The suit also alleges that the diocese and the Capuchin Order operate under authority of the Code of Canon Law, requiring them to "maintain 'secret archival files' of any material injurious to the Catholic Church."

The maintenance of such files "results in suppression of any data and evidence related to child sexual abuse committed by priests and other clergy, including but not limited to the names of victims, the identities of perpetrators, and actions taken by the Church to 'fix' problems involving allegations of child sexual abuse. Thus, the Bishop and the (order) hid, occulted, suppressed, and/or destroyed evidence."

De la Cruz said he is familiar with the church's secret archives and has examined such files as part of "similar cases that we have litigated."

The suit accuses the diocese and the Capuchin Order of negligence and negligent supervision and seeks unspecified general and special damages "in an amount that will fairly compensate Plaintiff for all damages sustained."

It also asks the diocese and the Capuchin order to publicly acknowledge the sexual abuse and to agree to formulate "policies and procedures to ensure the future physical, spiritual, and emotional safety of children and parishioners entrusted" to them.
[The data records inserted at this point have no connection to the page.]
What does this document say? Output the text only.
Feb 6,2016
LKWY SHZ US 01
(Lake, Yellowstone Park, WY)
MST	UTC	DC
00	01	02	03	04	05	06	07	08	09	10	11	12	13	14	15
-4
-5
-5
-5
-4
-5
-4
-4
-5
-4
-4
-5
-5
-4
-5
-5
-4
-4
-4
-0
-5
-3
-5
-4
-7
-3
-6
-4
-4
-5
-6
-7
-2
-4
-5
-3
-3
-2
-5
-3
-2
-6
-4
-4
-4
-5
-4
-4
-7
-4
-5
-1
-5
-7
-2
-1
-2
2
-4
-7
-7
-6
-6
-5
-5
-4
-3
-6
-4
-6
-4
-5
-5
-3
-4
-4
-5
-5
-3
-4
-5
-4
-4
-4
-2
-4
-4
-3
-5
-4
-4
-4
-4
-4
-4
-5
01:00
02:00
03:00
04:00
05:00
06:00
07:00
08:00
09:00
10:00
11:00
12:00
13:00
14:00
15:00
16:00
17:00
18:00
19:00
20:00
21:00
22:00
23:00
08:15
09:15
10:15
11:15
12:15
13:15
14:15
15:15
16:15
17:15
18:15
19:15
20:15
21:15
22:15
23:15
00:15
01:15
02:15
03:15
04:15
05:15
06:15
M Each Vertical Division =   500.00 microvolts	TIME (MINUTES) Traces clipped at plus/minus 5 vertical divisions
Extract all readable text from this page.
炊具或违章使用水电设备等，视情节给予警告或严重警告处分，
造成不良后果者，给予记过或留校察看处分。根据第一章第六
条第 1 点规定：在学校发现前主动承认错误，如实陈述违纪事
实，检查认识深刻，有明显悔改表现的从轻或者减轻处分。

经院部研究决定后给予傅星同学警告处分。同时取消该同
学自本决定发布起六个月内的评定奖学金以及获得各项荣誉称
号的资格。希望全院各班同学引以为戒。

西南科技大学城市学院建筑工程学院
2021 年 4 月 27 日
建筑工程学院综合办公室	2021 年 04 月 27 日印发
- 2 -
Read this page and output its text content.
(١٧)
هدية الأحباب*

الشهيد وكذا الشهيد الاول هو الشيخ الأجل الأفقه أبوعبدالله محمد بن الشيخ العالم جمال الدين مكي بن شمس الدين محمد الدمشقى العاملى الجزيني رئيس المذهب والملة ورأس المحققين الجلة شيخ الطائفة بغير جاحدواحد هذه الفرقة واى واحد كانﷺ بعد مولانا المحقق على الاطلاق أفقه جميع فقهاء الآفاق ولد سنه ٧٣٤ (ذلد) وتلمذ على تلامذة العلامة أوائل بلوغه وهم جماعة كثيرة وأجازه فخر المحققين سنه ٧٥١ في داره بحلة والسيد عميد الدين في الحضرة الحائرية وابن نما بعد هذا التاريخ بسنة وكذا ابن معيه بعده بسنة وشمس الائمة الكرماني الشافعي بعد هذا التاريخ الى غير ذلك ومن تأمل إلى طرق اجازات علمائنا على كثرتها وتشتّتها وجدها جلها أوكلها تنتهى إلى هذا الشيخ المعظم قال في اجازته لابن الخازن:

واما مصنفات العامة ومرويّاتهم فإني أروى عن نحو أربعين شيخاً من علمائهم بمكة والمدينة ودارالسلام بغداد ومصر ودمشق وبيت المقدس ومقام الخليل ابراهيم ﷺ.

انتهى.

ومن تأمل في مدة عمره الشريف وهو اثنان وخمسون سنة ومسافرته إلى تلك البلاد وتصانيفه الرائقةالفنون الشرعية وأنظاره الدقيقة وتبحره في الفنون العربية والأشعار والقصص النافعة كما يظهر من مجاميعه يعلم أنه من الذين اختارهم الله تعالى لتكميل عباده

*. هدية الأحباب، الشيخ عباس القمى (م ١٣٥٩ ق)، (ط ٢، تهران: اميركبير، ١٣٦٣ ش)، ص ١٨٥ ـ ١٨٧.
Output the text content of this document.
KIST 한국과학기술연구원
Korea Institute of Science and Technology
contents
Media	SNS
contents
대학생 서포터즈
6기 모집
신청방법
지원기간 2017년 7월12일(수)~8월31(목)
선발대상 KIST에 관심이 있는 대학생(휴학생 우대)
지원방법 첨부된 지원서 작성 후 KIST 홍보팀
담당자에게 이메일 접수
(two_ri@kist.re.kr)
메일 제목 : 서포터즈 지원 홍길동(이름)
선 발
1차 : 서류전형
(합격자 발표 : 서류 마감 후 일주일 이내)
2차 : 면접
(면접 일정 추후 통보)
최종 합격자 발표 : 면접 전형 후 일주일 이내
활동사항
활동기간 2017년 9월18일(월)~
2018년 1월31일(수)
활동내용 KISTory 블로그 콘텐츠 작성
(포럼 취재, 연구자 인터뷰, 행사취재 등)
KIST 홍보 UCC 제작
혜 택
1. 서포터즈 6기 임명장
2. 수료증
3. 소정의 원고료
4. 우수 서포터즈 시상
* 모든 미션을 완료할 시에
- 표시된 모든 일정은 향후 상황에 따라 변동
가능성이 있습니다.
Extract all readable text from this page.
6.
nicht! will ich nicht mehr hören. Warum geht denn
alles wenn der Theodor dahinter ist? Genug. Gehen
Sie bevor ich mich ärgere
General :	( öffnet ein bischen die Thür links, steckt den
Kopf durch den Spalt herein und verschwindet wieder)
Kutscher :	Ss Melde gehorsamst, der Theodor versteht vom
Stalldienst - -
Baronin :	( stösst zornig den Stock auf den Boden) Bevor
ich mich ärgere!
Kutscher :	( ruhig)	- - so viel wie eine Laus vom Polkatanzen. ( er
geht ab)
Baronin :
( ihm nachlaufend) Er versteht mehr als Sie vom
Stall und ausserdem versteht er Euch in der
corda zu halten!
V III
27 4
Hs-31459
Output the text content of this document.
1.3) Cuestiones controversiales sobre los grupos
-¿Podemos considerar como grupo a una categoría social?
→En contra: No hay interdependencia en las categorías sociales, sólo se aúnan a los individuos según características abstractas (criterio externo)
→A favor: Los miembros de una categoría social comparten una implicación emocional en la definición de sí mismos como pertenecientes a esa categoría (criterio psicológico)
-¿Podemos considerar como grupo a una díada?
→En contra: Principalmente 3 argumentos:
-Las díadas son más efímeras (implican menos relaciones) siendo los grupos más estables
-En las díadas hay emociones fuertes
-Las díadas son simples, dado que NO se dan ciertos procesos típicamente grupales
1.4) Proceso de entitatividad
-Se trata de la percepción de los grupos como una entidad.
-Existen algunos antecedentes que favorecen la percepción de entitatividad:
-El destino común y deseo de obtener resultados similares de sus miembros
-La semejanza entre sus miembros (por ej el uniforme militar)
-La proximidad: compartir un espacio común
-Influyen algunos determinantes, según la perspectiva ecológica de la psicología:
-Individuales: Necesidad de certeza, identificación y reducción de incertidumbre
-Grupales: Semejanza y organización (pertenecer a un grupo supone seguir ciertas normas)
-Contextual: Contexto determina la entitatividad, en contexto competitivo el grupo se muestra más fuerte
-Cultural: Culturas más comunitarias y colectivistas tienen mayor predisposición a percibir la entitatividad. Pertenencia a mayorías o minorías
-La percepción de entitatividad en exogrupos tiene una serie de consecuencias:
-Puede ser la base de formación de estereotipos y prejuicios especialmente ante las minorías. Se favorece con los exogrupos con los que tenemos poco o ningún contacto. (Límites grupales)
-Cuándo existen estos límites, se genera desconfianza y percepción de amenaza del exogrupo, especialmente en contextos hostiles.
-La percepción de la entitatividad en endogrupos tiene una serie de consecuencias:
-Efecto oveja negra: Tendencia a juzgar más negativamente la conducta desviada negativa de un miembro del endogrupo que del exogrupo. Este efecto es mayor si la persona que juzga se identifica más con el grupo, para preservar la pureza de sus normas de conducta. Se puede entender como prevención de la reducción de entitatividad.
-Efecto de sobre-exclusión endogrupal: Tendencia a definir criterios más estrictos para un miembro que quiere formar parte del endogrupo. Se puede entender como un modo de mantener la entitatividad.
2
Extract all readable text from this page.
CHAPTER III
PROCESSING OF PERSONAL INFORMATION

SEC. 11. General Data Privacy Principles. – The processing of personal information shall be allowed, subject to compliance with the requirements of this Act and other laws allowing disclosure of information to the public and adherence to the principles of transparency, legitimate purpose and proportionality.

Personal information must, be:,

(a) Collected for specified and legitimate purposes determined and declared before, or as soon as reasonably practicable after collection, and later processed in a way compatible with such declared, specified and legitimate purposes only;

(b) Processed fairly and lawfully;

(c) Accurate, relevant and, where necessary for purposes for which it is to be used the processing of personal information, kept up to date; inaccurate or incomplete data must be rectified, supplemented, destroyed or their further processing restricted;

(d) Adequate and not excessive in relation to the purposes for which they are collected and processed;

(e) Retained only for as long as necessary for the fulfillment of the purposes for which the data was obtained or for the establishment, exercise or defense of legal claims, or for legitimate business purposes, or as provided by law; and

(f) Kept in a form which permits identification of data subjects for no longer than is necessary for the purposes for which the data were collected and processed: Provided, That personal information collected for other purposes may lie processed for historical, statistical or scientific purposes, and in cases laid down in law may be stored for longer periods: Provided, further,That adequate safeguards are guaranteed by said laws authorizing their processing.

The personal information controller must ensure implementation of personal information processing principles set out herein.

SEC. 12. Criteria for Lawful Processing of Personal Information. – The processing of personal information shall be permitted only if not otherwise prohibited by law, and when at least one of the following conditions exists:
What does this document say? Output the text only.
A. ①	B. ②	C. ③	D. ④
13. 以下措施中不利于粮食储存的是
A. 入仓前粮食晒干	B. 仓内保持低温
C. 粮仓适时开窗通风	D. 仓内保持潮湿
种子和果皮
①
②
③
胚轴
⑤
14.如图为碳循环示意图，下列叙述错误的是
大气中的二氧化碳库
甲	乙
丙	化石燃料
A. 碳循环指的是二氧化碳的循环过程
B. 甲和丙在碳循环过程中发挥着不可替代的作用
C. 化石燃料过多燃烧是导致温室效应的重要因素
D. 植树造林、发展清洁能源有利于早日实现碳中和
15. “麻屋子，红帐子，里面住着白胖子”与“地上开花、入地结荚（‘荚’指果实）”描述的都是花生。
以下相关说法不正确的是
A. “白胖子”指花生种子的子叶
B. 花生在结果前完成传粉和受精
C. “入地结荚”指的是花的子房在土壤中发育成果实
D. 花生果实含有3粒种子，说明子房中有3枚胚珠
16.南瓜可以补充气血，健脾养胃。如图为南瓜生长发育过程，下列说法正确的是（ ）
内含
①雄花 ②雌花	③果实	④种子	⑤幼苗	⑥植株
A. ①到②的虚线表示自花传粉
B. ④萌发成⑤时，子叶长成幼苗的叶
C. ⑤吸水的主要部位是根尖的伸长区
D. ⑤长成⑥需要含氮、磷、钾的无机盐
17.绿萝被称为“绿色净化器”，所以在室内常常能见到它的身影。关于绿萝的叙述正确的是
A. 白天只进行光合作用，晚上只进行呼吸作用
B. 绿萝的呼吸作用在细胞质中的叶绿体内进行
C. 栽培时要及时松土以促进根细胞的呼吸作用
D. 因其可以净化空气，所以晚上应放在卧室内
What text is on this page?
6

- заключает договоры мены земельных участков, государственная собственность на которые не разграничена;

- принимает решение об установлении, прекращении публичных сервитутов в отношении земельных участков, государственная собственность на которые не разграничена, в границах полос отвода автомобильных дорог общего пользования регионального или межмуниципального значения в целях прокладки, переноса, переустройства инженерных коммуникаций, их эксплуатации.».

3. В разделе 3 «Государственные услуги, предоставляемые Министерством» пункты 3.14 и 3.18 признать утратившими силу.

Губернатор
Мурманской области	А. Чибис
In a profile of Hoffmann published in the Gazette in 2004, after Flood's biography of him came out, there was a mention of his struggle with alcoholism, which he freely acknowledged.

The story also said his struggles were exacerbated in the mid-1960s when Hoffmann's superiors ordered him to dismiss a young female volunteer who worked as his secretary.

"In Flood's book," the story said, "Hoffmann freely talks of being in love with the woman, but says there was no physical relationship."

Although de la Cruz is the attorney for the plaintiff, he has not passed the bar in Montana, which is why the suit was actually filed by a Missoula law firm, Morales Law Offices.